We denken de wereld
scored for oboe, english horn and recorders, bassoon, percussion and electronics
duration 55 minutes
Three individuals, three generations, one place. None of them want to remain, yet none are willing to depart. They are suspended between attachment and escape, between what is known and what might still be imagined. Will they cling to the status quo, or dare to think (and build) a new world?
We Think the World unfolds as a shared act of reflection and resistance. Words, movement, and sound intertwine in a dialogue that questions how realities are shaped, inherited, and transformed. The performance navigates the tension between stagnation and change, between speaking about the world and actively rethinking it.
The music plays a vital counterrole to the spoken text. It drifts, circles, and occasionally explodes, amplifying what remains unsaid. At times it gently follows the rhythm of thought; at others it erupts with volcanic intensity, propelling the words forward and opening space for imagination, urgency, and renewal.
Text: Mieke Laureys and Amina Belorf
Actors: Mieke Laureys and Amina Belorf
Dancer: Romeo Lothy
Coaching: Ruud Gielens
Ensemble: I Solisti
We denken de wereld was commissioned by I Solist and Johnny MUS and was first performed on February 16 at at Corso, Antwerp More info: https://www.johnnymus.be/we-denken-de-wereld



Cutting Edge: Unlike the three characters, whose individuality causes mutual friction from which the performance takes shape, the fourth character is: the music. Mathias Coppens' score is very close to the text: mysterious when the characters treat it differently, a release of energy when dormant discussions flare up, witty once the atmosphere becomes informal again.

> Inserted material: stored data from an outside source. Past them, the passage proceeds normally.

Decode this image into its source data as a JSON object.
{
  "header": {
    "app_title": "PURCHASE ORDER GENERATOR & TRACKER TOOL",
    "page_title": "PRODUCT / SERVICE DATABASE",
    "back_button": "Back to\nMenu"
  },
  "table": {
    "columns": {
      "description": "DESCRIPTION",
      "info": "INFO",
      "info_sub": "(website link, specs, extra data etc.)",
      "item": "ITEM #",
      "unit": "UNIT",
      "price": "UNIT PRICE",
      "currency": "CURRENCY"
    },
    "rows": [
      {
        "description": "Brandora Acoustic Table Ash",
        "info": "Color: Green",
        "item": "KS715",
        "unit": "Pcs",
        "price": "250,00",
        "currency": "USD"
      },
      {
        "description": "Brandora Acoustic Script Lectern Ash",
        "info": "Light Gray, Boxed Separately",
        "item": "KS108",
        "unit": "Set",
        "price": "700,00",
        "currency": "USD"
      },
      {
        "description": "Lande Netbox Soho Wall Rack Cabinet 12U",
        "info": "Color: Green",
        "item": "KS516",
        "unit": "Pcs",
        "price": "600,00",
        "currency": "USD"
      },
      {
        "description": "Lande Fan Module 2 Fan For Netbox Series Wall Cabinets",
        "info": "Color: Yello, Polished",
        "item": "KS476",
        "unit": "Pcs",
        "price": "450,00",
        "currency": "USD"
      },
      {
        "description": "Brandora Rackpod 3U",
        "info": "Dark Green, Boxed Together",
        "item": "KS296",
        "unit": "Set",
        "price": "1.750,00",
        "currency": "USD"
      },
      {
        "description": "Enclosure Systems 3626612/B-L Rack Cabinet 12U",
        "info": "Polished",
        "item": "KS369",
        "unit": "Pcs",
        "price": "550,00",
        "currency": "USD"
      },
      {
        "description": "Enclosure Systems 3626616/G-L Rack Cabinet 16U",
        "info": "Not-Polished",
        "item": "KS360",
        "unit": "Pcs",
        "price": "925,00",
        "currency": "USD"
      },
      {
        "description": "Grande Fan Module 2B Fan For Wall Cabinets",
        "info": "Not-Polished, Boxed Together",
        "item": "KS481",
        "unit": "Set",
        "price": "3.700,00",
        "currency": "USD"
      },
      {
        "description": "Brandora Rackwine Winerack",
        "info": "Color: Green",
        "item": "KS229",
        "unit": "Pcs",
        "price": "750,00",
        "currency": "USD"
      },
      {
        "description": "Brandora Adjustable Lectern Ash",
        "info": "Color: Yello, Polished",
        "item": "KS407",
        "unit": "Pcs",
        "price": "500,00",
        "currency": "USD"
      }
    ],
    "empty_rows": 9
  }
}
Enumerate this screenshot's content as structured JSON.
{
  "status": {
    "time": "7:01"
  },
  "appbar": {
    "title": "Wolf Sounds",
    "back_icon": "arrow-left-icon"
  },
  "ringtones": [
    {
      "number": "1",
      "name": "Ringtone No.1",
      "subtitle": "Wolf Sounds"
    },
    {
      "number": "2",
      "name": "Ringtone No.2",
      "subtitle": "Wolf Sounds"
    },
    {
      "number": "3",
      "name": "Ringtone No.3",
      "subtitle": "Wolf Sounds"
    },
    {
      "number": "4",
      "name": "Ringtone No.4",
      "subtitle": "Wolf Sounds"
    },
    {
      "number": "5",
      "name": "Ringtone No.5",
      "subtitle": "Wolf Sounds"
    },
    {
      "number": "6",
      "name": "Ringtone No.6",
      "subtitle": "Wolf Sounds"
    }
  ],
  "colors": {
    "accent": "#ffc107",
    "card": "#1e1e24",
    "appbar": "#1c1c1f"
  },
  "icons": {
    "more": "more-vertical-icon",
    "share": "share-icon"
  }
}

Not only does Coppens feel and nourish the emotional charge of the words, from the outset his score is an allegory for the solution that the trio is working towards on stage. The composer integrates Eastern and African influences not to add an oriental effect or an exotic colour, but from a focused pursuit of a new language in which different ethnic elements merge into a unique whole that answers the question of the cultural origin of its building blocks.
Concert News: A lot also has to do with the somewhat skittish, at times hectic score by Mathias Coppens performed by I SOLISTI with Kasper Baele (oboe), Francis Pollet (bassoon) and Mathijs Everts (percussion), so that it all remains light and there is sufficient variety to be heard. Nowhere is the score heavy on the stomach.